You may discuss problems with other students in the class. However, each student must write up his or her own solution to each problem independently. That is, while you may formulate the solutions to problems in collaboration with classmates, you must be able to articulate the solutions on your own.
Problem 1 Consider an inverted file of occurrence lists accessed through a B+ tree on the index terms. Each leaf of the B+ tree holds a sublist of alphabetically consecutive index terms, and, with each term, a pointer to the list of occurrences within documents for that term. Suppose there are 16 million index terms for a collection of 32 million documents of total size 200 gigabytes. We would like each internal node of the B+ tree and each leaf of the B+ tree to fit in one 8-kilobyte page of the file system.
Part a Recall that a B+ tree has a parameter m called the order of the tree, and each internal node of a B+ tree has between m and 2m children (except the root, which has between 2 and 2m). Find a value for the order m of the B+ tree so that one 8 kilobyte page can be assigned to each internal node and leaf, and so that an internal node will fill, but not overflow, its page when it has 2m children. Assume that each index term is represented using 8 bytes. If you need to make additional assumptions, state what assumptions you are making.
Part b For your m of Part a, what is the estimated height of the B+ tree?

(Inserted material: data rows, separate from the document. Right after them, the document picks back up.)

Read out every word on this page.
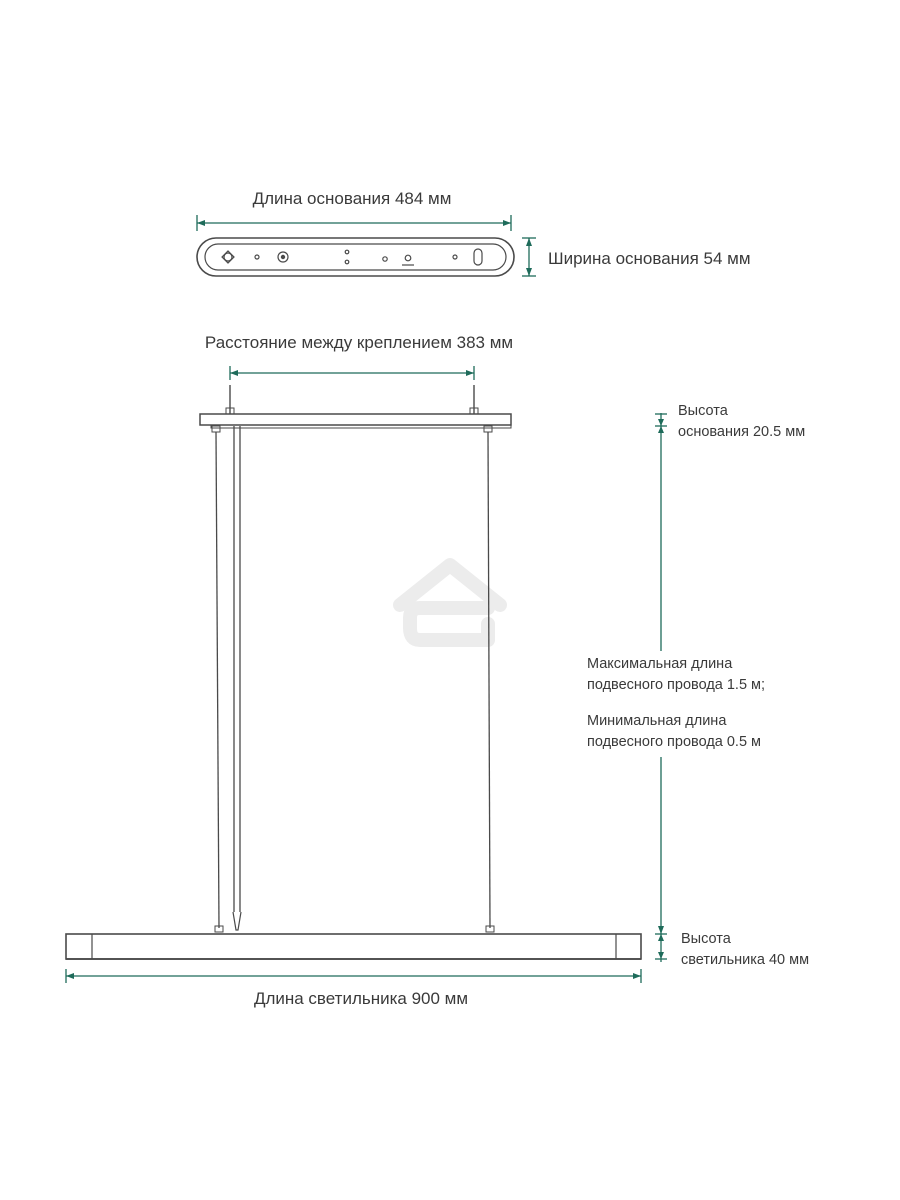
Длина основания 484 мм
Ширина основания 54 мм
Расстояние между креплением 383 мм
Высота
основания 20.5 мм
Максимальная длина
подвесного провода 1.5 м;
Минимальная длина
подвесного провода 0.5 м
Высота
светильника 40 мм
Длина светильника 900 мм
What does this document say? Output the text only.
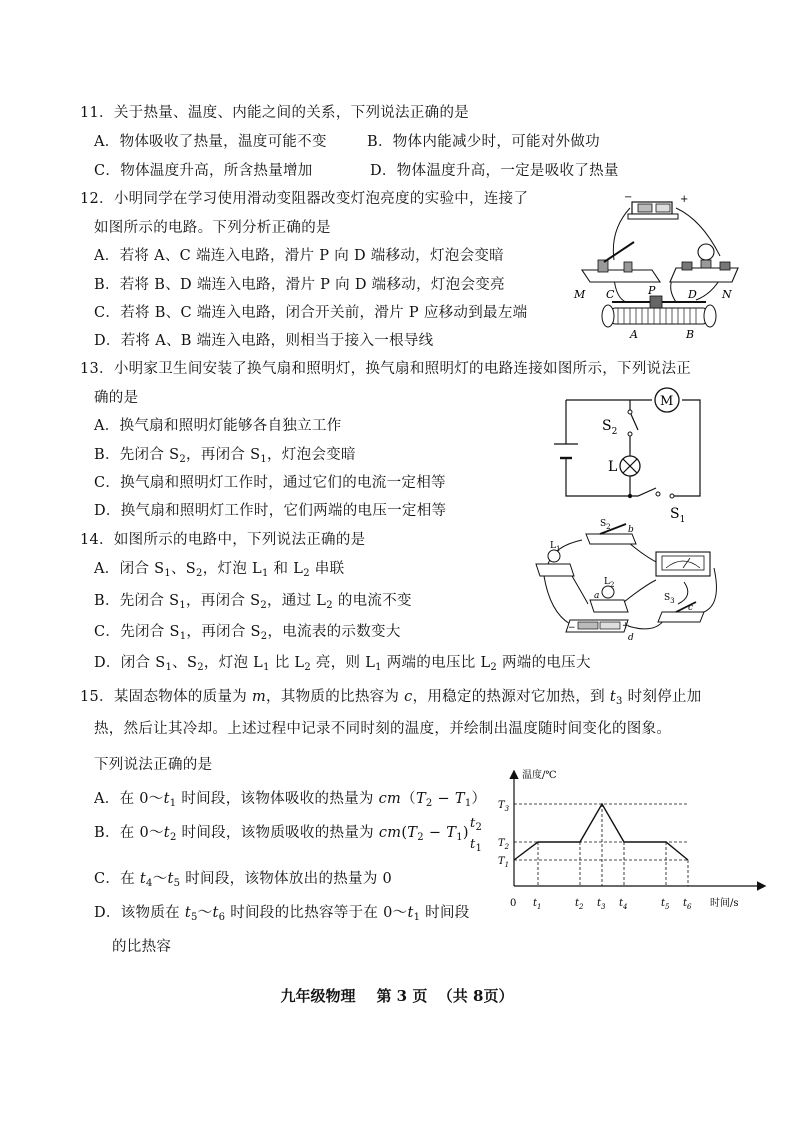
11．关于热量、温度、内能之间的关系，下列说法正确的是
A．物体吸收了热量，温度可能不变	B．物体内能减少时，可能对外做功
C．物体温度升高，所含热量增加	D．物体温度升高，一定是吸收了热量
12．小明同学在学习使用滑动变阻器改变灯泡亮度的实验中，连接了
如图所示的电路。下列分析正确的是
A．若将 A、C 端连入电路，滑片 P 向 D 端移动，灯泡会变暗
B．若将 B、D 端连入电路，滑片 P 向 D 端移动，灯泡会变亮
C．若将 B、C 端连入电路，闭合开关前，滑片 P 应移动到最左端
D．若将 A、B 端连入电路，则相当于接入一根导线
−	+
M C	P	D N
A	B
13．小明家卫生间安装了换气扇和照明灯，换气扇和照明灯的电路连接如图所示，下列说法正
确的是
A．换气扇和照明灯能够各自独立工作
B．先闭合 $S_2$，再闭合 $S_1$，灯泡会变暗
C．换气扇和照明灯工作时，通过它们的电流一定相等
D．换气扇和照明灯工作时，它们两端的电压一定相等
M
$S_2$
L
$S_1$
14．如图所示的电路中，下列说法正确的是
A．闭合 $S_1$、$S_2$，灯泡 $L_1$ 和 $L_2$ 串联
B．先闭合 $S_1$，再闭合 $S_2$，通过 $L_2$ 的电流不变
C．先闭合 $S_1$，再闭合 $S_2$，电流表的示数变大
D．闭合 $S_1$、$S_2$，灯泡 $L_1$ 比 $L_2$ 亮，则 $L_1$ 两端的电压比 $L_2$ 两端的电压大
$S_2$ b
$L_1$
$L_2$
a	$S_3$
c
−	+
d
15．某固态物体的质量为 m，其物质的比热容为 c，用稳定的热源对它加热，到 $t_3$ 时刻停止加
热，然后让其冷却。上述过程中记录不同时刻的温度，并绘制出温度随时间变化的图象。
下列说法正确的是
A．在 $0\sim t_1$ 时间段，该物体吸收的热量为 $cm(T_2 - T_1)$
B．在 $0\sim t_2$ 时间段，该物质吸收的热量为 $cm(T_2 - T_1)$
$t_2$
$t_1$
C．在 $t_4\sim t_5$ 时间段，该物体放出的热量为 0
D．该物质在 $t_5\sim t_6$ 时间段的比热容等于在 $0\sim t_1$ 时间段
的比热容
温度/℃
时间/s
0
$T_1$
$T_2$
$T_3$
$t_1$	$t_2$ $t_3$ $t_4$	$t_5$ $t_6$
九年级物理 第 3 页 （共 8页）
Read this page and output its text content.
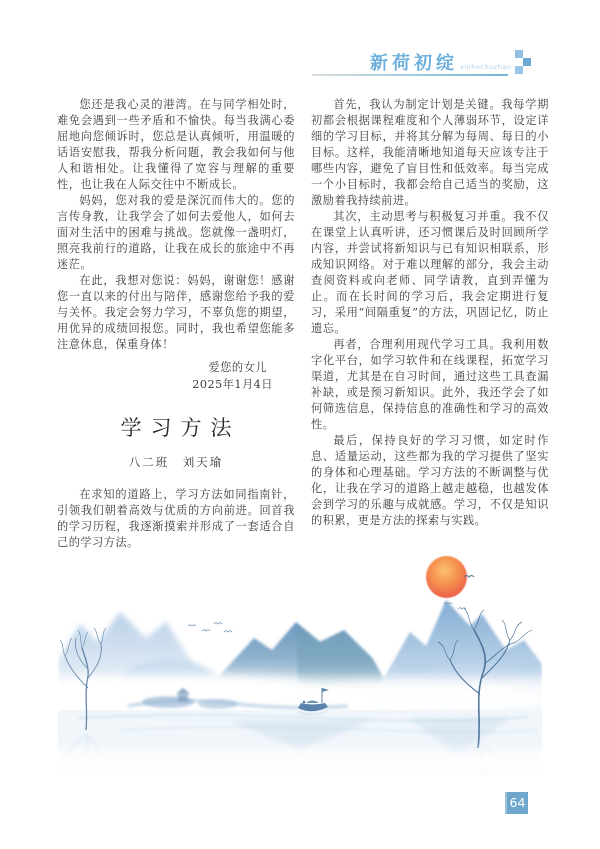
新荷初绽 xinhechuzhan

您还是我心灵的港湾。在与同学相处时，难免会遇到一些矛盾和不愉快。每当我满心委屈地向您倾诉时，您总是认真倾听，用温暖的话语安慰我，帮我分析问题，教会我如何与他人和谐相处。让我懂得了宽容与理解的重要性，也让我在人际交往中不断成长。

妈妈，您对我的爱是深沉而伟大的。您的言传身教，让我学会了如何去爱他人，如何去面对生活中的困难与挑战。您就像一盏明灯，照亮我前行的道路，让我在成长的旅途中不再迷茫。

在此，我想对您说：妈妈，谢谢您！感谢您一直以来的付出与陪伴，感谢您给予我的爱与关怀。我定会努力学习，不辜负您的期望，用优异的成绩回报您。同时，我也希望您能多注意休息，保重身体！

爱您的女儿

2025年1月4日

学习方法

八二班　刘天瑜

在求知的道路上，学习方法如同指南针，引领我们朝着高效与优质的方向前进。回首我的学习历程，我逐渐摸索并形成了一套适合自己的学习方法。

首先，我认为制定计划是关键。我每学期初都会根据课程难度和个人薄弱环节，设定详细的学习目标，并将其分解为每周、每日的小目标。这样，我能清晰地知道每天应该专注于哪些内容，避免了盲目性和低效率。每当完成一个小目标时，我都会给自己适当的奖励，这激励着我持续前进。

其次，主动思考与积极复习并重。我不仅在课堂上认真听讲，还习惯课后及时回顾所学内容，并尝试将新知识与已有知识相联系，形成知识网络。对于难以理解的部分，我会主动查阅资料或向老师、同学请教，直到弄懂为止。而在长时间的学习后，我会定期进行复习，采用“间隔重复”的方法，巩固记忆，防止遗忘。

再者，合理利用现代学习工具。我利用数字化平台，如学习软件和在线课程，拓宽学习渠道，尤其是在自习时间，通过这些工具查漏补缺，或是预习新知识。此外，我还学会了如何筛选信息，保持信息的准确性和学习的高效性。

最后，保持良好的学习习惯，如定时作息、适量运动，这些都为我的学习提供了坚实的身体和心理基础。学习方法的不断调整与优化，让我在学习的道路上越走越稳，也越发体会到学习的乐趣与成就感。学习，不仅是知识的积累，更是方法的探索与实践。

64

Problem 2 In Problem 1, we assumed each index term was represented using 8 bytes. Clearly, many English words are longer than 8 characters, so it cannot be that the full ASCII representation is being used for each index term. Assuming the index terms are English words, what technique or techniques might be used to allow index terms to be represented in 8 bytes? For any technique you suggest, explain the costs of this technique both in preprocessing and when considering the processing of a single-word query.